Top

Stonehenge quarried 5,000 years ago

The largest quarry was found almost 290 km away from Stonehenge on the outcrop of Carn Goedog, on the north slope of the Preseli hills.

London: The smaller ‘bluestones’ used to build the Stonehenge were quarried 5,000 years ago and transported over land from almost 290 km away, according to scientists who have pinpointed the exact sources of the stones.

Geologists have long known that 42 of Stone-henge’s smaller stones, known as ‘bluestones’, came from the Preseli hills in Pembrokeshire, west Wales.

A study, published in the journal Antiquity, pinpoints the exact locations of two of these quarries, and reveals when and how the stones were quarried.

“What’s really exciting about these discoveries is that they take us a step closer to unlocking Stonehenge’s greatest mystery — why its stones came from so far away,” said Mike Parker Pearson, a professor at University College London in the UK.

“Every other Neolithic monument in Europe was built of megaliths brought from no more than 16 km away,” Parker Pearson said.

“We’re now looking to find out just what was so special about the Preseli hills 5,000 years ago, and whether there were any important stone circles here, built before the bluestones were moved to Stonehenge,” Parker Pearson said.
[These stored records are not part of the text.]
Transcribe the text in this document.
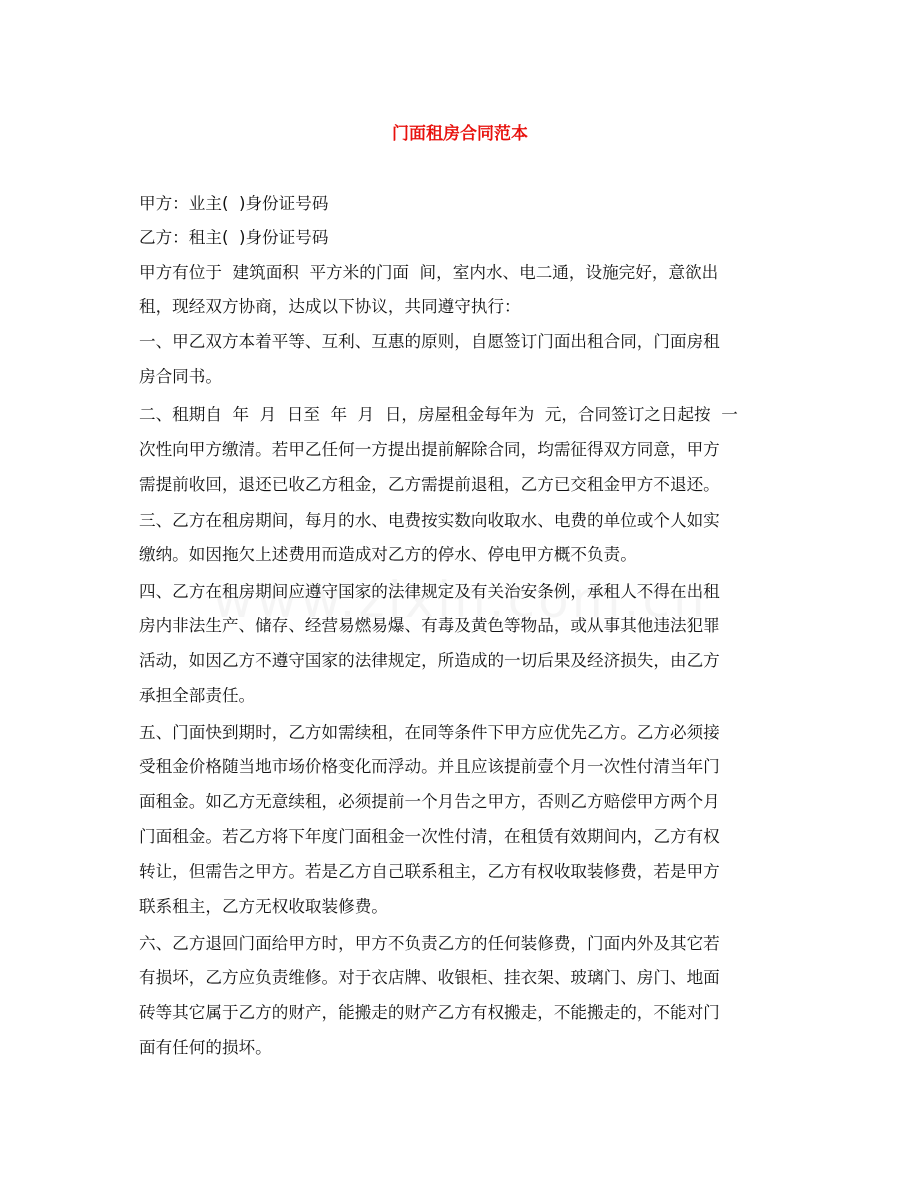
门面租房合同范本
甲方：业主(  )身份证号码
乙方：租主(  )身份证号码
甲方有位于  建筑面积  平方米的门面  间，室内水、电二通，设施完好，意欲出
租，现经双方协商，达成以下协议，共同遵守执行：
一、甲乙双方本着平等、互利、互惠的原则，自愿签订门面出租合同，门面房租
房合同书。
二、租期自  年  月  日至  年  月  日，房屋租金每年为  元，合同签订之日起按  一
次性向甲方缴清。若甲乙任何一方提出提前解除合同，均需征得双方同意，甲方
需提前收回，退还已收乙方租金，乙方需提前退租，乙方已交租金甲方不退还。
三、乙方在租房期间，每月的水、电费按实数向收取水、电费的单位或个人如实
缴纳。如因拖欠上述费用而造成对乙方的停水、停电甲方概不负责。
四、乙方在租房期间应遵守国家的法律规定及有关治安条例，承租人不得在出租
房内非法生产、储存、经营易燃易爆、有毒及黄色等物品，或从事其他违法犯罪
活动，如因乙方不遵守国家的法律规定，所造成的一切后果及经济损失，由乙方
承担全部责任。
五、门面快到期时，乙方如需续租，在同等条件下甲方应优先乙方。乙方必须接
受租金价格随当地市场价格变化而浮动。并且应该提前壹个月一次性付清当年门
面租金。如乙方无意续租，必须提前一个月告之甲方，否则乙方赔偿甲方两个月
门面租金。若乙方将下年度门面租金一次性付清，在租赁有效期间内，乙方有权
转让，但需告之甲方。若是乙方自己联系租主，乙方有权收取装修费，若是甲方
联系租主，乙方无权收取装修费。
六、乙方退回门面给甲方时，甲方不负责乙方的任何装修费，门面内外及其它若
有损坏，乙方应负责维修。对于衣店牌、收银柜、挂衣架、玻璃门、房门、地面
砖等其它属于乙方的财产，能搬走的财产乙方有权搬走，不能搬走的，不能对门
面有任何的损坏。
The largest quarry was found almost 290 km away from Stonehenge on the outcrop of Carn Goedog, on the north slope of the Preseli hills.

“This was the dominant source of Stonehenge’s spotted dolerite, so-called because it has white spots in the igneous blue rock. At least five of Stonehenge’s bluestones, and probably more, came from Carn Goedog,” said Richard Bevins, a geologist at National Museum of Wales. In the valley below Carn Goedog, another outcrop at Craig Rhos-y-felin was identified by researchers as the source of one of the types of rhyolite — another type of igneous rock — found at Stonehenge.